The Lord Jesus Christ warns people against being carried away by a philistine way of life, He offers His apostles, His followers a different way of life, saying that not everyone can accommodate it, but He clearly warns about the danger of a philistine existence. This does not mean that the Lord declares His disciples to be some kind of social or moral elite. The Kingdom of God is open to any person, regardless of educational or intellectual level. But the level of morality necessary for salvation is radically different from the righteousness of the scribes and Pharisees, which was revered in the worldly environment or in the Old Testament environment as the highest achievement.

The moral ideal given to us by the Lord Jesus Christ is very radical. It cannot be fulfilled by human forces. After the Lord answers a man that it is easier for a camel to enter into the eye of a needle than for a rich man to enter the Kingdom of God, His apostles ask: “Who can be saved?” He replies that it is impossible for a man, but everything is possible for God. The high moral standard set in the Sermon on the Mount is unattainable by human strength. The moral requirements in the Gospel are not just a system of prohibitions that the human will can fulfill. They are so high that no will is able to fulfill them.

Yes, upbringing and external restrictions are important, but they alone are not capable of leading a person to achieve a moral ideal, and, therefore, to salvation. Rather, what is important is the free choice of the individual, allowing God to act in him, in the soul, in the heart of man. Christian ethics speaks, first of all, not about strengthening the will, not about self-improvement, not about coercion to do good, but about the effect of the grace of God on a person, transforming a person so much that the very thoughts of sin become impossible.
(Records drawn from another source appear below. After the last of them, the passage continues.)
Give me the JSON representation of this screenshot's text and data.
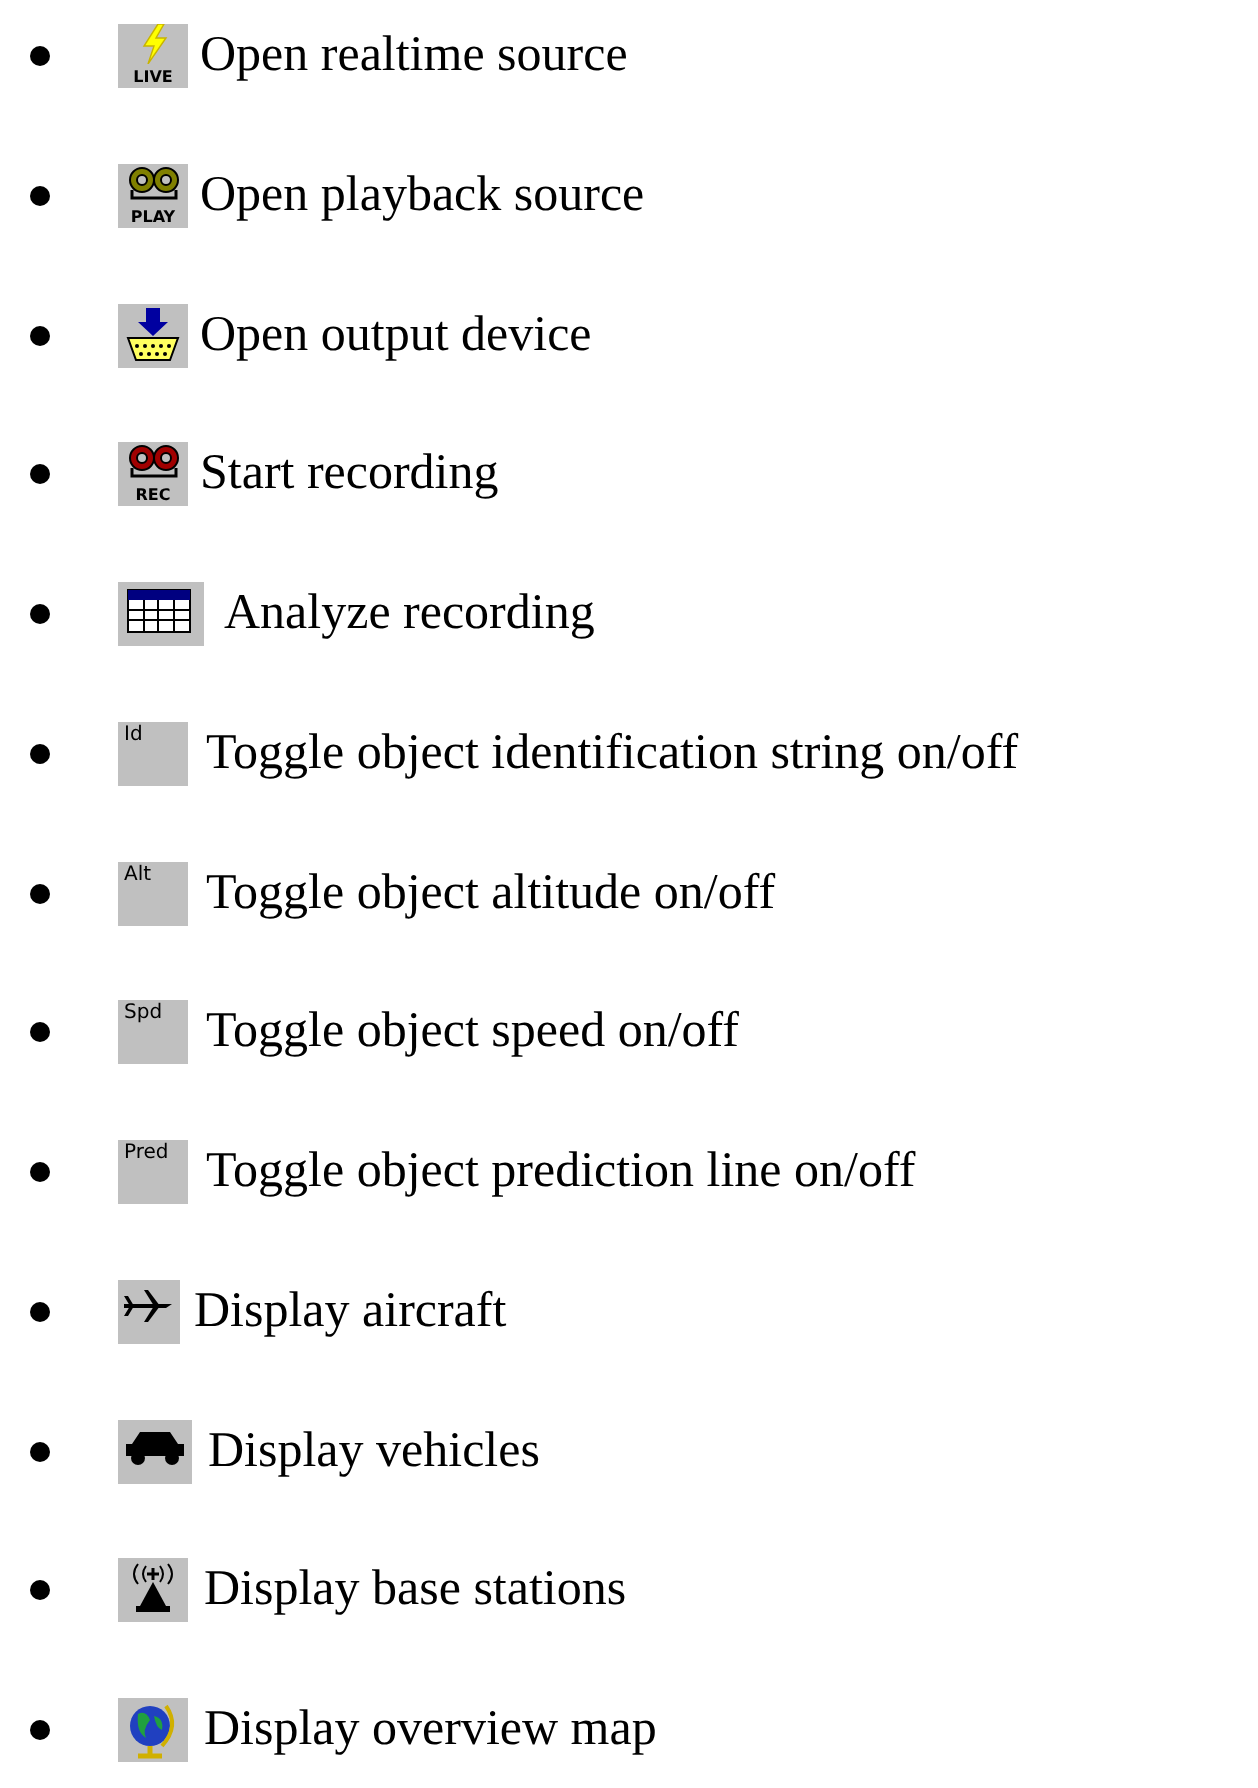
{
  "items": [
    {
      "icon": {
        "kind": "live",
        "label": "LIVE"
      },
      "text": "Open realtime source"
    },
    {
      "icon": {
        "kind": "play",
        "label": "PLAY"
      },
      "text": "Open playback source"
    },
    {
      "icon": {
        "kind": "output"
      },
      "text": "Open output device"
    },
    {
      "icon": {
        "kind": "rec",
        "label": "REC"
      },
      "text": "Start recording"
    },
    {
      "icon": {
        "kind": "table"
      },
      "text": "Analyze recording"
    },
    {
      "icon": {
        "kind": "text",
        "label": "Id"
      },
      "text": "Toggle object identification string on/off"
    },
    {
      "icon": {
        "kind": "text",
        "label": "Alt"
      },
      "text": "Toggle object altitude on/off"
    },
    {
      "icon": {
        "kind": "text",
        "label": "Spd"
      },
      "text": "Toggle object speed on/off"
    },
    {
      "icon": {
        "kind": "text",
        "label": "Pred"
      },
      "text": "Toggle object prediction line on/off"
    },
    {
      "icon": {
        "kind": "aircraft"
      },
      "text": "Display aircraft"
    },
    {
      "icon": {
        "kind": "vehicle"
      },
      "text": "Display vehicles"
    },
    {
      "icon": {
        "kind": "antenna"
      },
      "text": "Display base stations"
    },
    {
      "icon": {
        "kind": "globe"
      },
      "text": "Display overview map"
    }
  ]
}
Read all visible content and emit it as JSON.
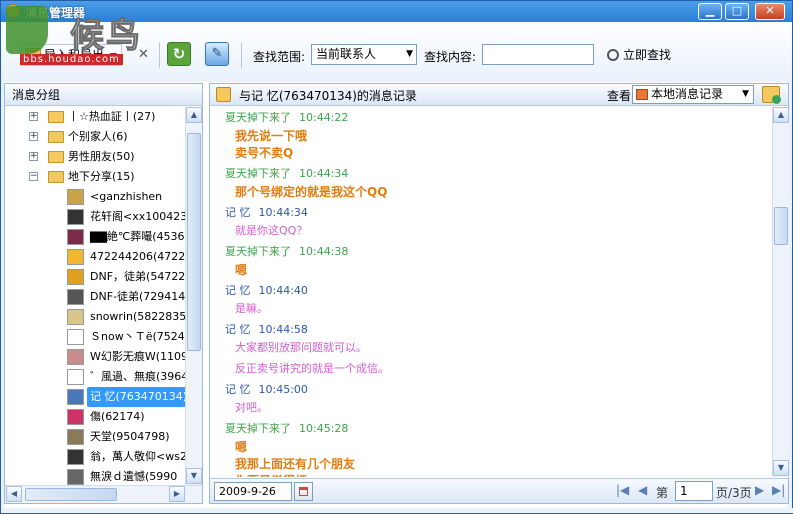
{
  "window": {
    "title": "消息管理器",
    "watermark_logo": "候鸟",
    "watermark_url": "bbs.houdao.com"
  },
  "toolbar": {
    "import_export_label": "导入和导出",
    "search_scope_label": "查找范围:",
    "search_scope_value": "当前联系人",
    "search_content_label": "查找内容:",
    "search_content_value": "",
    "search_now_label": "立即查找"
  },
  "left": {
    "header": "消息分组",
    "groups": [
      {
        "label": "丨☆热血証丨(27)"
      },
      {
        "label": "个别家人(6)"
      },
      {
        "label": "男性朋友(50)"
      },
      {
        "label": "地下分享(15)"
      }
    ],
    "contacts": [
      {
        "label": "<ganzhishen",
        "avatar": "#c9a24a"
      },
      {
        "label": "花轩阁<xx100423",
        "avatar": "#333333"
      },
      {
        "label": "▇▇絶℃葬嘬(4536",
        "avatar": "#7a2b4a"
      },
      {
        "label": "472244206(4722442",
        "avatar": "#f2b632"
      },
      {
        "label": "DNF，徒弟(5472283",
        "avatar": "#e0a020"
      },
      {
        "label": "DNF-徒弟(72941456",
        "avatar": "#555555"
      },
      {
        "label": "snowrin(582283520)",
        "avatar": "#d9c78a"
      },
      {
        "label": "Ｓnow丶Ｔё(752469",
        "avatar": "#ffffff"
      },
      {
        "label": "W幻影无痕W(11098",
        "avatar": "#c98c8c"
      },
      {
        "label": "゛風過、無痕(3964",
        "avatar": "#ffffff"
      },
      {
        "label": "记 忆(763470134)",
        "avatar": "#4a78b8"
      },
      {
        "label": "傷(62174)",
        "avatar": "#cc3366"
      },
      {
        "label": "天堂(9504798)",
        "avatar": "#8a7a5a"
      },
      {
        "label": "翁，萬人敬仰<ws2",
        "avatar": "#333333"
      },
      {
        "label": "無淚ｄ遺憾(5990",
        "avatar": "#666666"
      }
    ],
    "selected_contact": "记 忆(763470134)"
  },
  "right": {
    "header_title": "与记 忆(763470134)的消息记录",
    "view_label": "查看",
    "view_value": "本地消息记录",
    "messages": [
      {
        "who": "夏天掉下来了",
        "time": "10:44:22",
        "lines": [
          "我先说一下哦",
          "卖号不卖Q"
        ],
        "style": "orange"
      },
      {
        "who": "夏天掉下来了",
        "time": "10:44:34",
        "lines": [
          "那个号绑定的就是我这个QQ"
        ],
        "style": "orange"
      },
      {
        "who": "记 忆",
        "time": "10:44:34",
        "lines": [
          "就是你这QQ？"
        ],
        "style": "pink"
      },
      {
        "who": "夏天掉下来了",
        "time": "10:44:38",
        "lines": [
          "嗯"
        ],
        "style": "orange"
      },
      {
        "who": "记 忆",
        "time": "10:44:40",
        "lines": [
          "是嘛。"
        ],
        "style": "pink"
      },
      {
        "who": "记 忆",
        "time": "10:44:58",
        "lines": [
          "大家都别放那问题就可以。",
          "反正卖号讲究的就是一个成信。"
        ],
        "style": "pink"
      },
      {
        "who": "记 忆",
        "time": "10:45:00",
        "lines": [
          "对吧。"
        ],
        "style": "pink"
      },
      {
        "who": "夏天掉下来了",
        "time": "10:45:28",
        "lines": [
          "嗯",
          "我那上面还有几个朋友",
          "你要是觉得烦"
        ],
        "style": "orange"
      }
    ],
    "footer": {
      "date": "2009-9-26",
      "page_prefix": "第",
      "page_value": "1",
      "page_suffix": "页/3页"
    }
  }
}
Without the action of God, without the Sacraments of the Church, a person cannot become moral in the sense that is laid down in the Sermon on the Mount. Yes, we must work on ourselves in synergy with God, do good deeds, resist sin. But the decisive factor in the moral perfection of the individual is the action not of man, but of God. And understanding this radically distinguishes Christian ethics from other ethical systems.